At our second last lodge we hear that a Japanese trekker died in his sleep two nights earlier. Next morning I discover he was 62. One of the younger guys in our group is suffering blurred vision and has to be taken down the mountain. He was one of only two who were not taking Diamox. We ask our guide if people have ever died on his trips. He shrugs. “Sometimes,” he says, adding that helicopter rescue is much more common.

Six of us and two guides push on to Everest - base camp where 19 people died in an avalanche in 2015; and the sight of the summit and the deadly Khumbu icefall, the first and for some the last stage in an ascent of the mountain. Six out of seven of us make it and Robbie fulfils a dream. I heard of a group of 36 where only half made it. There is no wind and it is warmer than Edinburgh on the day we reach base camp. I collapse on a heap of rocks and prayer flags. My sister will later tell me that it looks like I am lying on a rubbish tip.

And so we trek back to Lukla in half the time. The trails are busier now with new trekkers and we pass in the other direction. We are dirty, bearded, blooded, like vets who have completed their tour of duty and are going home. The last short leg is meant to take an hour and a quarter. We do it in 45 minutes.

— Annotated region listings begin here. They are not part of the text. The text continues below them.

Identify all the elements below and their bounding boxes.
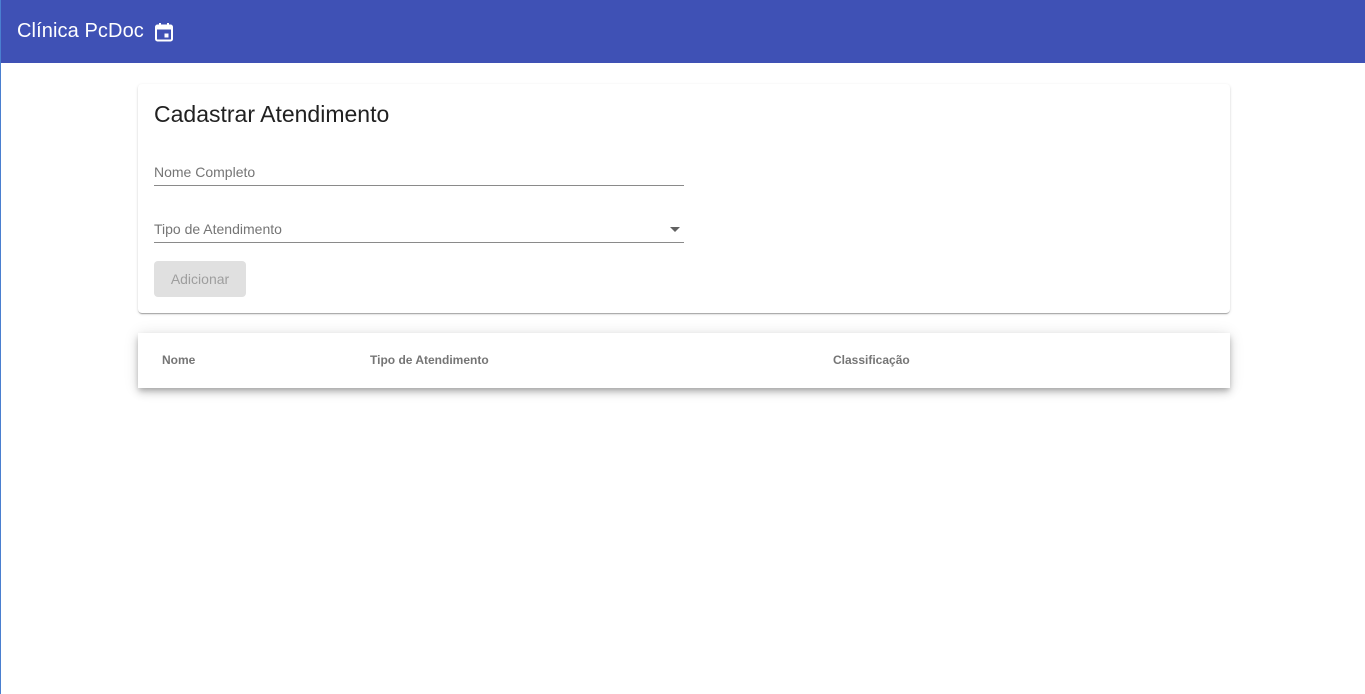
column-header-tipo: Tipo de Atendimento: [370, 353, 489, 367]
column-header-nome: Nome: [162, 353, 196, 367]
calendar-icon: [154, 22, 174, 42]
app-title: Clínica PcDoc: [17, 20, 144, 42]
register-card: Cadastrar Atendimento Nome Completo Tipo…: [138, 84, 1230, 313]
name-input[interactable]: Nome Completo: [154, 158, 684, 186]
dropdown-arrow-icon: [670, 227, 680, 232]
column-header-classificacao: Classificação: [833, 353, 910, 367]
type-placeholder: Tipo de Atendimento: [154, 221, 282, 237]
appointments-table: Nome Tipo de Atendimento Classificação: [138, 333, 1230, 388]
app-toolbar: Clínica PcDoc: [1, 0, 1365, 63]
card-title: Cadastrar Atendimento: [154, 101, 390, 127]
name-placeholder: Nome Completo: [154, 164, 256, 180]
type-select[interactable]: Tipo de Atendimento: [154, 215, 684, 243]
add-button[interactable]: Adicionar: [154, 261, 246, 297]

We are due to fly back to Kathmandu early next morning when news comes through of a crash and 50 dead. And yet the airport is open next day. We are standing on the tarmac when a flight comes in, waiting for passengers to get off. The propellers keep spinning. It is less than a minute between us getting on the plane and it running down the runway that ends in oblivion. It is like a brilliant, adrenaline-pumping, white-knuckle ride. We are in the air with runway to spare. We are flying low over the mountains. And we are alive.

FACTBOX

Intrepid arrange treks to Everest Base Camp throughout the year, with the exception of the rainy season from mid-June to mid-August, with prices dependent on numbers, £850-£1,350.

I arranged flights on line through Netflights – UK to Kathmandu, via Doha with Qatar Airways, and UK legs with FlyBe. It did take about 27 hours each way, with six hours in Doha in the middle of the night on the way back, but only £516 in total.

Good three-star hotels in Kathmandu cost as little as £25 a night.